Unfortunately, most people fail to do the whole thing properly. Some just lower their food intake, others just exercise. I even believe that most of those who do both don’t eat the right foods and don’t exercise properly (which would explain the low success rate of the people I meet in the gym back then).
The concepts of dieting and exercise would have to be deferred to the other posts. This post will instead deal with what you should do before deciding to cut your diet and hit the gym.
Why do you want to undergo a fitness regimen?
Finding the real answer to this question is probably the most important thing to do in a fitness regimen. By “real”, I mean you must find the underlying reason why you want to do this.
You might answer “I want to lose weight”, but that is still pretty vague; Why do you want to lose weight?
Continue going through the “why”s until the reason/s you find are about as specific as “I want to lose weight to avoid the health risks related to obesity” or “I want my body to look good when we go to the beach next month”.
Now write them down somewhere. We’re going to use them in the rest of this post as well as the next few posts.
Will your problem be solved by dieting and exercise?
A simple question for your reasons/problems, but still an important one.
There are things that cannot be done by normal fitness regimens, for example, you cannot expect drastic changes to your physique with less than 3 months of regular dieting and exercise. If your reason fall under this, it’s advisable to either change your goal (e.g. screw the beach, but still work out to get a head start for the beach outing after that) or remove it from your reasons altogether (e.g. losing weight will not turn a jerk into an admirable person).
There are also things that cannot be addressed by a fitness regimen alone. The simplest would probably be the “I want to look more presentable for…” one. For that problem, losing weight and getting toned muscles might not be enough. That person might also need to improve his/her wardrobe, hair, attitude, etc. in addition to those. In these cases, the person must also take note the stuff he/she needs to do to complement the fitness regimen.
Do you think this is the right time for a lifestyle change?
Not really related to the reasons we tackled above, but still a valid question. You must realize that any fitness regimen is practically a lifestyle change. Some people think that they could squeeze in dieting and exercise in their hectic lives, but trust me, you will fall off the wagon if you have other pressing issues with your life.

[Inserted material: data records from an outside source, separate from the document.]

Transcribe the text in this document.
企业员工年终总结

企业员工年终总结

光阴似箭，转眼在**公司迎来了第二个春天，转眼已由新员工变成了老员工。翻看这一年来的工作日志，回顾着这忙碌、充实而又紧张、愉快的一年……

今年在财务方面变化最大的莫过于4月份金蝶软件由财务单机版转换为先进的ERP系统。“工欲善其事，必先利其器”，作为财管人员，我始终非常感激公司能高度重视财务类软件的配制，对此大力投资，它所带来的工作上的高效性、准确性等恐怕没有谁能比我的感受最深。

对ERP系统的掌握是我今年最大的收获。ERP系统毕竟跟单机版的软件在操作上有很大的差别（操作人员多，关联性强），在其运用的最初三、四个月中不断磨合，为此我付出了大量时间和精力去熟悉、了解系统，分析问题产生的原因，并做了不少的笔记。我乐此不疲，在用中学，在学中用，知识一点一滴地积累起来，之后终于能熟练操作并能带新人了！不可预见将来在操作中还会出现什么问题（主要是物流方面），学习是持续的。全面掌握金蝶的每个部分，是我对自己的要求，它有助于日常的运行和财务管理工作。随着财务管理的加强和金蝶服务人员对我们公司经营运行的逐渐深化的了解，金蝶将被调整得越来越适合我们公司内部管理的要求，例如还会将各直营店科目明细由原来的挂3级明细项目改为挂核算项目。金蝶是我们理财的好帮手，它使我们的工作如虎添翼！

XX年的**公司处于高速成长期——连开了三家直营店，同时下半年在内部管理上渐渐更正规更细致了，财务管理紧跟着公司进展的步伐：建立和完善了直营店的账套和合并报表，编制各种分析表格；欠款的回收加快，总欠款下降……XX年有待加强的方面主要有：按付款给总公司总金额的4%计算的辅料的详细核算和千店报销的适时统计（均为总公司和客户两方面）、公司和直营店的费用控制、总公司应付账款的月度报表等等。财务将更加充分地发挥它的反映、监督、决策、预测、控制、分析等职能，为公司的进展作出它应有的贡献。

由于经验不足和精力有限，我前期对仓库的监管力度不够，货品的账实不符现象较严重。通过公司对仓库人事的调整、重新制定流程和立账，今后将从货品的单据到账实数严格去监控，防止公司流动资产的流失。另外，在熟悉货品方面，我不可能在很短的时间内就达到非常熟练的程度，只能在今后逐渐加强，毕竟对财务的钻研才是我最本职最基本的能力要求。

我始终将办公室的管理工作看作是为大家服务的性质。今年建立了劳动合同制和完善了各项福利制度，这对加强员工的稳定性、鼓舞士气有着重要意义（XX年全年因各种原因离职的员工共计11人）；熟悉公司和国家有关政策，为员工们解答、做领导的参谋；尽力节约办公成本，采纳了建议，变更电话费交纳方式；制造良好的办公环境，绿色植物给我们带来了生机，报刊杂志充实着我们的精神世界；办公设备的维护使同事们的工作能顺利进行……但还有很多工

My fitness regimen (the one that pulled my weight from 155 lbs down to 132) started back in August 2006, smack dab in the middle of my burnout. While that might not be the right time for most people to start working out, it worked for me because I was so burned out that I didn’t care about my work anymore. Because of this apathetic approach to work, I practically had no issues that would conflict with my regimen.
That regimen stopped at around May 2007 when I started caring about work again. With pressing deadlines and other problems to take care of, I was no longer able to focus on my regimen.